A Dog’s Life
They simply want to be loved and to love us back.
A subtle nudge to my leg seems to say, “Hey Mom, how about a little lovin’? Whatever you’re doing can’t possibly be as important or as cute as me…P.S. I love you and I need you.” Nudge. Nudge.
I drop my hand to gently pet his soft, fluffy ears. Reagan, my nearly 15-year-old black lab mix, seems to melt with joy. He inches forward to get as close to me as possible.
Reagan, and his sister-pup Kennedy, a feisty almost 13-year-old mix, are essential members of our family. They have their distinct personalities. He is a cuddle bug, sweet and friendly, eager to please and to be in the thick of the family fun. She is more of a loner, choosing to observe from afar with a close eye on the busy goings-on of the house. When all is quiet, and she is ready though, she stealthily maneuvers into prime snuggle position, resting her muzzle on us and promptly dozing off.

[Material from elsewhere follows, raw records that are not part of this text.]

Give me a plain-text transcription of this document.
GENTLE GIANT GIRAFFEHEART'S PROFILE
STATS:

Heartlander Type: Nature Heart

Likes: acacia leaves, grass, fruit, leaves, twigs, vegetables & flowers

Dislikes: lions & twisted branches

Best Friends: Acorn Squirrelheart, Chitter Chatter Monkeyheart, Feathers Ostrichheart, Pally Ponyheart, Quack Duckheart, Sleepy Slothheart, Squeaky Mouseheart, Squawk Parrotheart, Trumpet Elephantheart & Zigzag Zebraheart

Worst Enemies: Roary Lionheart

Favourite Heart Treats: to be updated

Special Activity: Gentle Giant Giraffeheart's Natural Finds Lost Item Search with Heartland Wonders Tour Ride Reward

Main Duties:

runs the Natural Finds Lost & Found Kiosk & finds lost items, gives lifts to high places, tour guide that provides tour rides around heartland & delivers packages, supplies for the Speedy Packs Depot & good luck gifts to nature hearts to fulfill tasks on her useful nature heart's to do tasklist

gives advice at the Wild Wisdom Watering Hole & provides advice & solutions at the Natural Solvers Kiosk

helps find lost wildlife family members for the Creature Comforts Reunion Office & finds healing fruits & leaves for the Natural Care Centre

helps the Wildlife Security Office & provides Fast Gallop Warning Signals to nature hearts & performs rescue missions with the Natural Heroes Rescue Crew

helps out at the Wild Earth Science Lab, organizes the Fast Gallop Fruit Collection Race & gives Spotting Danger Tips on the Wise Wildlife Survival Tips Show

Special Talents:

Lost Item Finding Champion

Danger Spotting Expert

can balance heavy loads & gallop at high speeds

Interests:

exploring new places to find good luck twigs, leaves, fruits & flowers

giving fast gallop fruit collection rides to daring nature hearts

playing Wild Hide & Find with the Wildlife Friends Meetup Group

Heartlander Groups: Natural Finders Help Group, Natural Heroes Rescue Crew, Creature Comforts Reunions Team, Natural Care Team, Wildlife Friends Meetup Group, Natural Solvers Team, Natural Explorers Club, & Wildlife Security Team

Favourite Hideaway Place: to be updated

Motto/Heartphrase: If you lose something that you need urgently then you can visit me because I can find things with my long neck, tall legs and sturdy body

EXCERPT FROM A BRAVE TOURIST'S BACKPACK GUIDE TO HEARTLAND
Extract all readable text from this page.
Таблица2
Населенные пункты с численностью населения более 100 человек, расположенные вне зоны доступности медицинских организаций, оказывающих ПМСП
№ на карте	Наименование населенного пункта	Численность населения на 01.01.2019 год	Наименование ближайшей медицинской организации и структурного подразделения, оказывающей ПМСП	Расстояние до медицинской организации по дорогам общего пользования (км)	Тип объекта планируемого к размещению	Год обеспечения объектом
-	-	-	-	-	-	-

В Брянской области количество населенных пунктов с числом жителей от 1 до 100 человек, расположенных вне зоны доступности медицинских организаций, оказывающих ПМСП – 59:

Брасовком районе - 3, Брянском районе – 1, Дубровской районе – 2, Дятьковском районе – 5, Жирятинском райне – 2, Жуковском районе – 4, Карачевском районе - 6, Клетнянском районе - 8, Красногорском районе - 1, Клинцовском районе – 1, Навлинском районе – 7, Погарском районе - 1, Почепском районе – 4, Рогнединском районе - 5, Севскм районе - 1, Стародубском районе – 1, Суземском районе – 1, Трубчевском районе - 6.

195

They have been a part of our family for so long—even before the human babies—and have gracefully taken their knocks down the totem pole after each new stork delivery. Once our only concerns, our “babies” that we missed while we were on vacation, that we couldn’t wait to greet every day after work, now often take a backseat to the hustle and bustle of life with kids. And, rather than being resentful or jealous, they love and protect our children. Kennedy keeps to herself, only barking at strangers and keeping a close eye on our antics. But, Reagan kisses the kids when they cry, watches alertly as they play wrestle or have tickle fights. When our voices are raised he gently inserts his sweet graying face both for reassurance and to remind us all to stay calm.
He still follows me around or leads me with quick glances back to ensure I’m still trailing behind, just like he did when we rescued him from the shelter nearly 15 years ago. Back then, I thought it was adorable; my sweet 5-month-old puppy keeping tabs on his new person. I also felt sad, imagining that he was afraid of being lost or abandoned again. All these years later, he still searches for me for comfort and out of habit. He sleeps at the foot of my bed, and even when I escape the freight-train sounds of my husband snoring, I awake in the guest room to find Reagan waiting for me. Whatever room I move to through the day, Reagan tags along. My oldest son once told me that playing hide-and-seek in the house with me is a breeze because he knows Reagan will be sitting nearby my hiding spot.
Now, the old pup sits at the bottom of the stairs while I go up to check on the kids, handle bedtime, or play hide-and-seek. His legs and hips have become too weak to navigate the steep staircase. His age is showing beyond the salt and pepper fur. He moves slower and a whole lot less. His hearing is fading. Responses to his name are slow and groggy. The doorbell isn’t nearly as exciting or alarming as it once was. I know the days are numbered until he won’t be able to make it up and down our back steps to the yard. Until he won’t be able to stand up on his own. He already needs a gentle lift now and then to get up off the ground. The complete loss of his sight, hearing, and mobility is rearing its ugly head.
His end is near. I know that. His brown eyes, cloudy with cataracts look at me pleadingly. All he wants is my attention. Some cuddles. Treats. And maybe, for all of the crazy, loud kids to just calmly pet him.
It’s hard to imagine my life without my little shadow. And, it’s terrifying to think of the day when I have to say goodbye to either of our pups. The companionship, loyalty, and unconditional love of our pets is astonishing. It is something I have taken for granted as I bustle through my daily to-dos and caring for the kiddos. The pups sit silently, watching, grateful for the love and attention they do get. Swift wags of their tails when we call to them, sit and pet them, or play express their glee. They don’t complain or ask for something more or different. There’s no malice, name-calling, anger, or negativity. They simply want to be loved and to love us back. They want to make us happy. To be close to us. To share their lives with us.
No wonder studies have shown that pets benefit their owners’ physical and emotional health. Perhaps we can also look to them as an example of how we can treat each other. How to look at life and choose joy. How to live in the moment.
I will be forever grateful to my teachers, Reagan and Kennedy, who gave me full-fledged lessons in responsibility, parenting, and selflessness and showed me unconditional love, loyalty, joy, and gratitude.